Bayi prematur memiliki pertukaran gas yang tidak efisien . Hal ini disebabkan karena
alveoli yang dilapisi oleh epitel kuboidal berbeda dengan sel yang ada pada paru -paru yang
matur dan dikelilingi oleh sedikit kapiler, di mana kapiler ini akan mulai bertambah secara
signifikan pada usia kehamilan setelah 28 minggu. Produksi surfaktan pulmonar oleh sel
alveolar masih minimal sehingga menyebabkan kolapsnya alveoli secara progresif.

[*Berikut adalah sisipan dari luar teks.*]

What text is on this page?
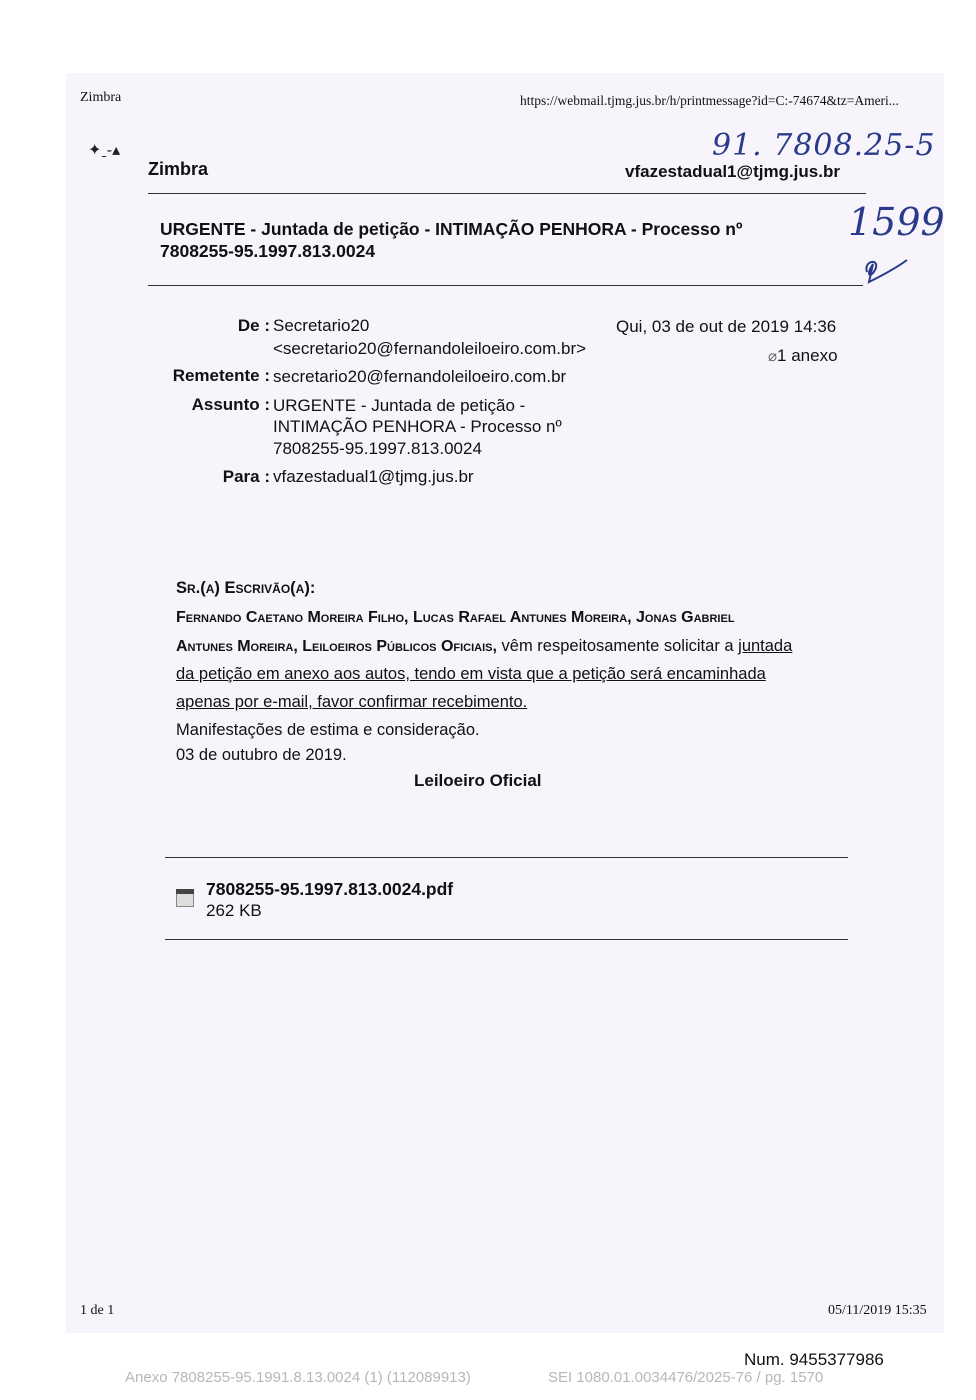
Zimbra	https://webmail.tjmg.jus.br/h/printmessage?id=C:-74674&tz=Ameri...
✦ˍ‐▴	91. 7808.25-5
1599
Zimbra	vfazestadual1@tjmg.jus.br
URGENTE - Juntada de petição - INTIMAÇÃO PENHORA - Processo nº
7808255-95.1997.813.0024
De : Secretario20
<secretario20@fernandoleiloeiro.com.br>
Qui, 03 de out de 2019 14:36
⌀1 anexo
Remetente : secretario20@fernandoleiloeiro.com.br
Assunto : URGENTE - Juntada de petição -
INTIMAÇÃO PENHORA - Processo nº
7808255-95.1997.813.0024
Para : vfazestadual1@tjmg.jus.br
Sr.(a) Escrivão(a):
Fernando Caetano Moreira Filho, Lucas Rafael Antunes Moreira, Jonas Gabriel
Antunes Moreira, Leiloeiros Públicos Oficiais, vêm respeitosamente solicitar a juntada
da petição em anexo aos autos, tendo em vista que a petição será encaminhada
apenas por e-mail, favor confirmar recebimento.
Manifestações de estima e consideração.
03 de outubro de 2019.
Leiloeiro Oficial
7808255-95.1997.813.0024.pdf
262 KB
1 de 1	05/11/2019 15:35
Num. 9455377986
Anexo 7808255-95.1991.8.13.0024 (1) (112089913)	SEI 1080.01.0034476/2025-76 / pg. 1570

Mekanisme yang mengatur kedalaman dan irama pernapasan melalui stimulasi pusat respirasi
pada otak, belum sepenuhnya berkembang dan bayi dapat mengalami periode apnea.
2.1.5.2 Perubahan kardiovaskular
Bayi prematur memiliki adaptasi sirkulasi yang lebih lambat dan kurang sempurna
dibandingkan dengan bayi cukup bulan. Bayi prematur memiliki tonus arteriol pulmonar
yang tinggi, berkurang lebih lambat, dan labil. Tekanan darah pulmonar tinggi dan
bervariasi , berbeda dengan tekanan darah sistemik yang relatif rendah. Duktus arteriosus
tidak tertutup rapat dan kemungkinan terbuka lagi, ketika terjadi pertemuan darah antara
sirkulasi sistemik dan pulmonar. Ketidakstabilan ini menyebabkan terjadinya variasi yang
signifikan saturasi oksigen pada sirkulasi perifer.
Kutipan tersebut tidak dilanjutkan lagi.